Koch believes that the Obama administration has missed an opportunity to gain public support for the president’s sweeping healthcare law, which has been the subject of three days of intense oral arguments this week before the Supreme Court.
“They really have screwed it up — in not sending out into the media and into the arena of public discussion — people who can explain it,” according to Koch. “But I think they have learned their lesson. I also believe that at the end of the road, which they say is probably June, that the United States Supreme Court will ratify the legislation.”

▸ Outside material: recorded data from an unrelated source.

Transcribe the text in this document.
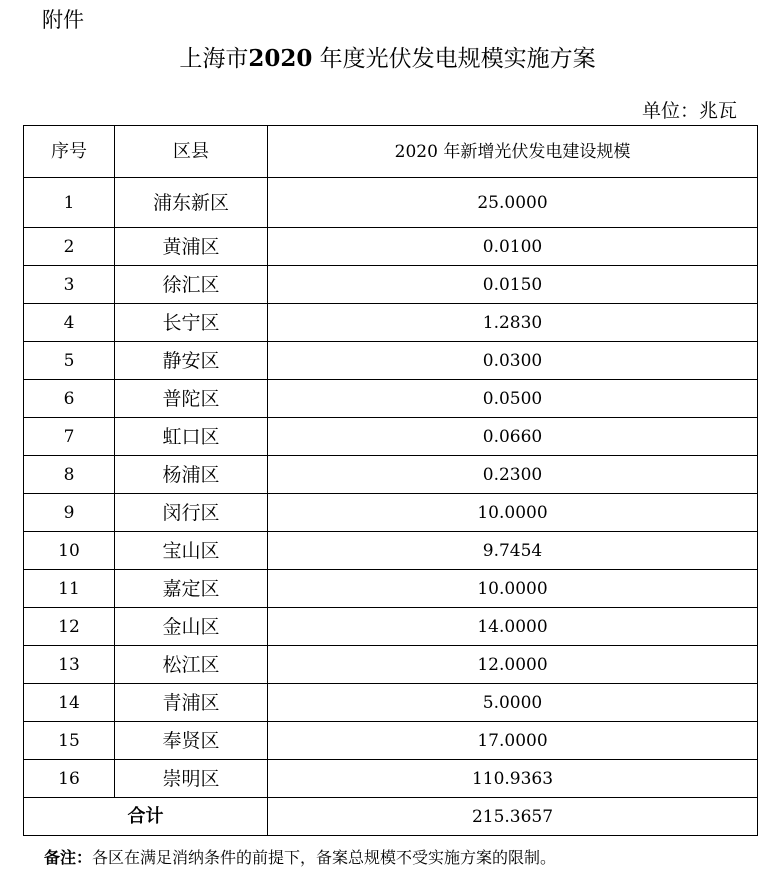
附件
上海市2020 年度光伏发电规模实施方案
单位：兆瓦
序号	区县	2020 年新增光伏发电建设规模
1	浦东新区	25.0000
2	黄浦区	0.0100
3	徐汇区	0.0150
4	长宁区	1.2830
5	静安区	0.0300
6	普陀区	0.0500
7	虹口区	0.0660
8	杨浦区	0.2300
9	闵行区	10.0000
10	宝山区	9.7454
11	嘉定区	10.0000
12	金山区	14.0000
13	松江区	12.0000
14	青浦区	5.0000
15	奉贤区	17.0000
16	崇明区	110.9363
合计		215.3657
备注：各区在满足消纳条件的前提下，备案总规模不受实施方案的限制。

With respect to the Martin case, Koch said that a grand jury should be empaneled to examine evidence and determine whether charges should be brought against Zimmerman.
“But there is nothing that prevents people in the court of public opinion from voicing an opinion as to whether or not they think this guy who killed a kid is guilty,” he insisted, adding that if a black kid had killed a white man he wouldn’t likely have remained free. “I personally think he is, but a trial jury should decide that. Instead he’s walking around.”